Melatonin Safety

sun safety

Melatonin safety refers to ensuring that the hormone melatonin is produced in the body at the required amount. Melatonin plays a very unique role: it regulates our sleep patterns. It is partly responsible for programming us to be awake when the sun is up and asleep when the sun goes down. It is only produced at night or in the dark and leads directly to better sleep. This is especially helpful for children who spend most of their time in the sun and have difficulty getting to sleep at night.

There are many positive effects of melatonin production in the body. Apart from aiding in sleep, it helps build the immune system, countering infections and inflammation, and more importantly, it suppresses skin damage that occurs due to exposure to Ultraviolet rays of the sun. This is where sun safety comes in.

With summers getting hotter and longer, kids are prone to get less time in the dark, which is when their natural UV protection, melatonin is produced. Melatonin safety means that children are provided with measures that will keep them protected from sunburns and the threat of skin cancer. Since exposure to both natural and artificial light can quickly reduce the amount of melatonin, parents are well-advised to consider their child's sun exposure during the day and any sleep disturbances or issues at night.

Parents and caregivers can take some steps to ensure that their children receive their natural supply of melatonin rather than making use of supplements. The availability of melatonin supplements in the United States is wide-spread and is not currently regulated by the US Food and Drug Administration. Conversely, other countries globally such as the United Kingdom do not allow the sale of melatonin over the counter. There have been some studies examining the melatonin safety for children with promising results; however, we caution you to discuss any use of supplements with your health care provider as some special populations such as children have not been considered widely in the research.

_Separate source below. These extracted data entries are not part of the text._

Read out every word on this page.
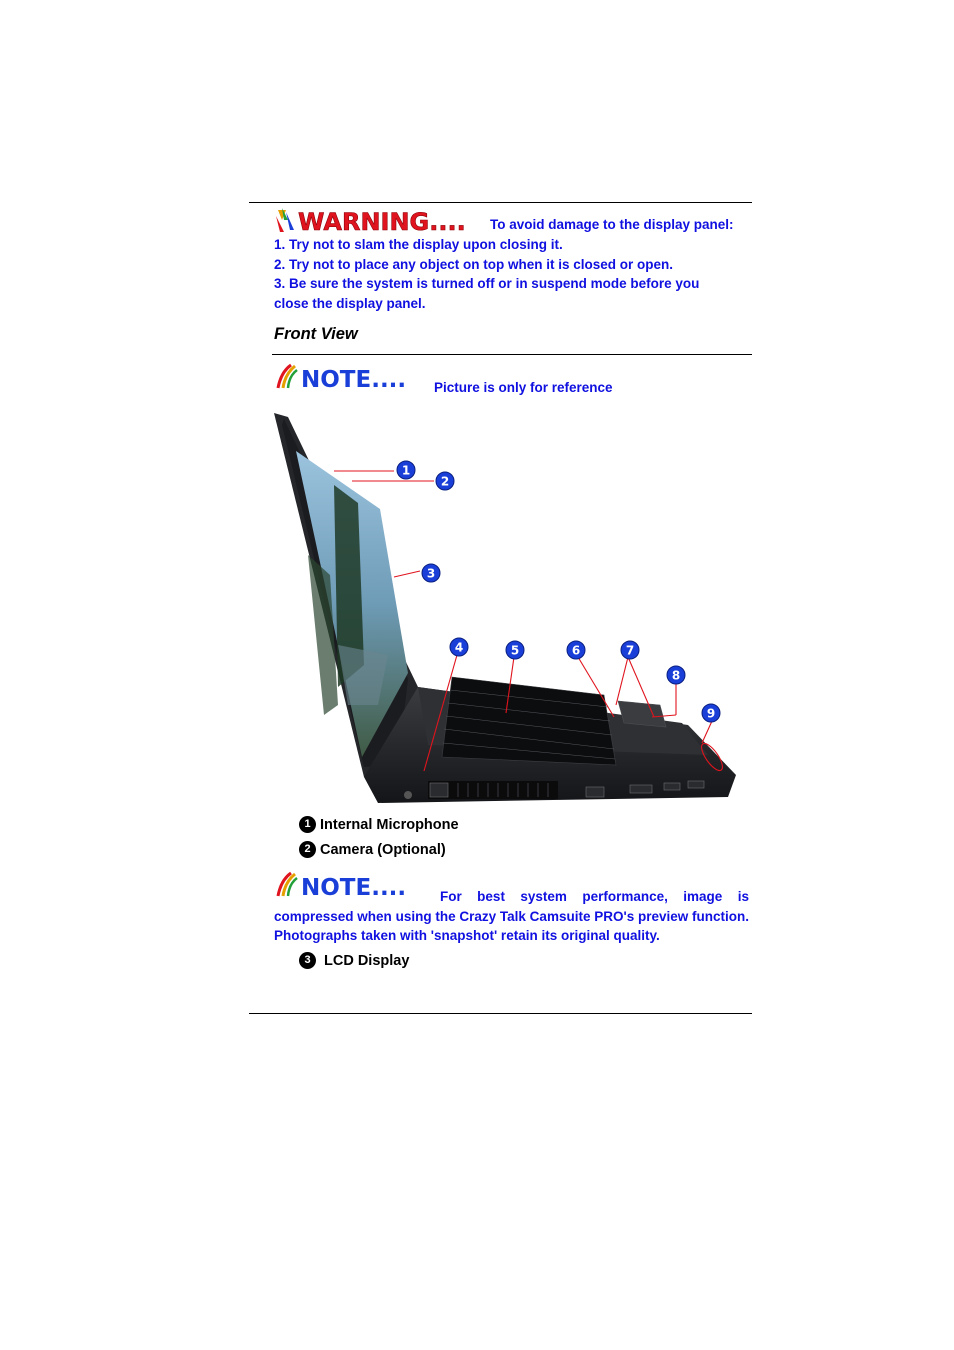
WARNING.... To avoid damage to the display panel:
1. Try not to slam the display upon closing it.
2. Try not to place any object on top when it is closed or open.
3. Be sure the system is turned off or in suspend mode before you
close the display panel.
Front View
NOTE.... Picture is only for reference
1
2
3
4	5	6	7
8
9
1 Internal Microphone
2 Camera (Optional)
NOTE....	For best system performance, image is compressed when using the Crazy Talk Camsuite PRO's preview function. Photographs taken with 'snapshot' retain its original quality.
3 LCD Display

Remember that not all sunshine is bad. There are benefits of staying in the sunshine, especially to receive vitamin D, which is essential in a child's growth. This means that proper melatonin safety will allow your child to benefit from the "good rays" with a lesser threat to their skins' health.

Sunscreen complements melatonin. There is still need to use sun block or sun screen on your child's body to help the melatonin function better. This would create a double layer of summer sun safety protection for your child. Use sunscreen generously and apply it on all exposed areas of the child's body, including the scalp.

Limit the time that your child spends in the sun. Alternate the time that the child spends indoors and outdoors to allow adequate time for sleeping at night. Too much exposure to the sun creates an imbalance in the child's body that results in less chance for melatonin to be manufactured. Also, remember that the sun shines for much longer in some seasons of the year, so tailor outside to your child's needs and pay particular attention to sun safety for babies as our littlest ones may already be working hard at staying on a sleep-wake schedule!

Make sure they sleep in complete darkness. Lack of light, of any kind, is ideal for melatonin production. You can use darkening blinds in the kid's rooms so that even when the sun comes up, their bodies will still produce enough melatonin to keep them going throughout the day. You will of course have to convince them that the bogeyman does not exist and that there are no monsters under the bed waiting to swallow them.

Build a regular, consistent bedtime routine. Keeping bedtime preparation and time predictable will help your kids to sleep much better. Their bodies will become programmed to sleeping time and provide regular melatonin production. It will take discipline and firmness on the part of the parent to keep the little ones away from the television late at night because a child's safety in the sun is the adults responsibility.

Always use child safety sun wear. Hats, sunglasses, and densely woven materials actually help melatonin to work better in the body, because these clothes and accessories keep harmful UV rays from directly affecting the skin, while at the same time, the melatonin safety is at work in the children's skin as well.

These tips demonstrate that sun safety for kids requires that you as a parent or caregiver understand how the body functions so that you can optimize your child's safety in the sun.